The success and charm of a Nile cruise depends in large part on the vessel. We traveled from Luxor to Aswan aboard a dahabeya, as did nineteenth-century explorers and, millennia earlier, the ancient Egyptians. Modeled after the ancestors painted in the tombs of the pharaohs, it retains the original agility with all the added furnishings and conveniences for comfortable travel. It has a flat bottom, like a barge, and is fitted with two masts with triangular sails, one at the stern and one at the bow. Due to its moderate tonnage, it can accommodate a very small number of guests and, most importantly, dock even in the ports of smaller locations, which are not accessible to large cruise ships.
The ancient Egyptians gave their paradise a name; they called it the Fields of Iaru. It is depicted in a tomb in the Valley of the Artisans, and it is exactly that: a river, rushes, land on which to plant alfalfa and vegetables as soon as the Nile recedes, children bathing far from the shore and when the boat passes they wave with full force, rising up to the belt like water polo players before scoring a goal.
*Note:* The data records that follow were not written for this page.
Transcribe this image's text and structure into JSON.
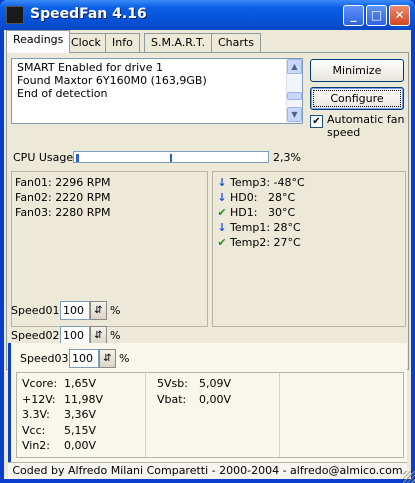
{
  "window": {
    "title": "SpeedFan 4.16"
  },
  "title_buttons": {
    "minimize": "_",
    "maximize": "□",
    "close": "✕"
  },
  "tabs": [
    {
      "label": "Readings",
      "active": true
    },
    {
      "label": "Clock",
      "active": false
    },
    {
      "label": "Info",
      "active": false
    },
    {
      "label": "S.M.A.R.T.",
      "active": false
    },
    {
      "label": "Charts",
      "active": false
    }
  ],
  "log": {
    "lines": [
      "SMART Enabled for drive 1",
      "Found Maxtor 6Y160M0 (163,9GB)",
      "End of detection"
    ]
  },
  "buttons": {
    "minimize": "Minimize",
    "configure": "Configure"
  },
  "auto_fan": {
    "label": "Automatic fan speed",
    "checked": true
  },
  "cpu": {
    "label": "CPU Usage",
    "value": "2,3%",
    "fraction": 0.023
  },
  "fans": [
    {
      "name": "Fan01:",
      "value": "2296 RPM"
    },
    {
      "name": "Fan02:",
      "value": "2220 RPM"
    },
    {
      "name": "Fan03:",
      "value": "2280 RPM"
    }
  ],
  "temps": [
    {
      "name": "Temp3:",
      "value": "-48°C",
      "status": "down-arrow"
    },
    {
      "name": "HD0:",
      "value": "28°C",
      "status": "down-arrow"
    },
    {
      "name": "HD1:",
      "value": "30°C",
      "status": "check"
    },
    {
      "name": "Temp1:",
      "value": "28°C",
      "status": "down-arrow"
    },
    {
      "name": "Temp2:",
      "value": "27°C",
      "status": "check"
    }
  ],
  "speeds": [
    {
      "label": "Speed01:",
      "value": "100",
      "unit": "%"
    },
    {
      "label": "Speed02:",
      "value": "100",
      "unit": "%"
    },
    {
      "label": "Speed03:",
      "value": "100",
      "unit": "%"
    }
  ],
  "voltages_left": [
    {
      "name": "Vcore:",
      "value": "1,65V"
    },
    {
      "name": "+12V:",
      "value": "11,98V"
    },
    {
      "name": "3.3V:",
      "value": "3,36V"
    },
    {
      "name": "Vcc:",
      "value": "5,15V"
    },
    {
      "name": "Vin2:",
      "value": "0,00V"
    }
  ],
  "voltages_right": [
    {
      "name": "5Vsb:",
      "value": "5,09V"
    },
    {
      "name": "Vbat:",
      "value": "0,00V"
    }
  ],
  "footer": {
    "text": "Coded by Alfredo Milani Comparetti - 2000-2004 - alfredo@almico.com"
  },
  "colors": {
    "titlebar": "#0754dc",
    "face": "#ece9d8",
    "arrow": "#2451d8",
    "check": "#2a8a2a"
  }
}
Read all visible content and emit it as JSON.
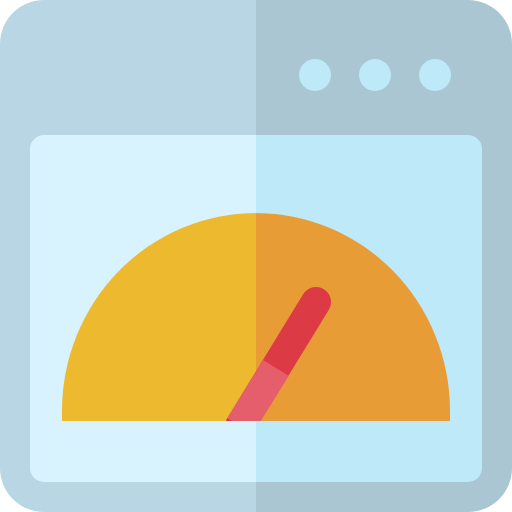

There are the ever-solitary grey herons, who when they find a floating cushion of branches drift with the current, strutting and aloof, "the sad kings" of Arabic literature. On islands in the middle of the river graze the buffaloes that donate the fatty milk to make samn baladi, the clarified butter for frying broad beans and making falafel. And flying ibis, protectors of hieroglyphic writing and medicine, which just like the crocodiles were sacred and stuffed by the millions, found in the little-known necropolis of Tuna El-Gebel. On the east bank, that of the living, and on the west bank, that of the dead, palm and mango trees are constantly switching places. And between the fronds rise rivulets of smoke created by farmers as they burn the waste from sugarcane processing into ash that fertilizes the fields.
Smaller boats can approach the shores and stop on the islands in the center, where animals graze and small farming villages spring up, and a social life is consumed on the benches outside the houses where families gather to laugh and talk. "Only those who have beautiful eyes can see beautiful fabric weave," says Hasan, in his traditional cobalt blue suit, the elder who leads the council of wise men. From his house a staircase descends to a bulrush, quite like the one described in the Bible where the basket of Moses, an infant, became entangled before being rescued by Pharaoh's daughter at Yahweh's behest. And once again every element of nature is transfigured into myth. And everything appears exactly as it is. While nothing, at the same time, is only what it seems.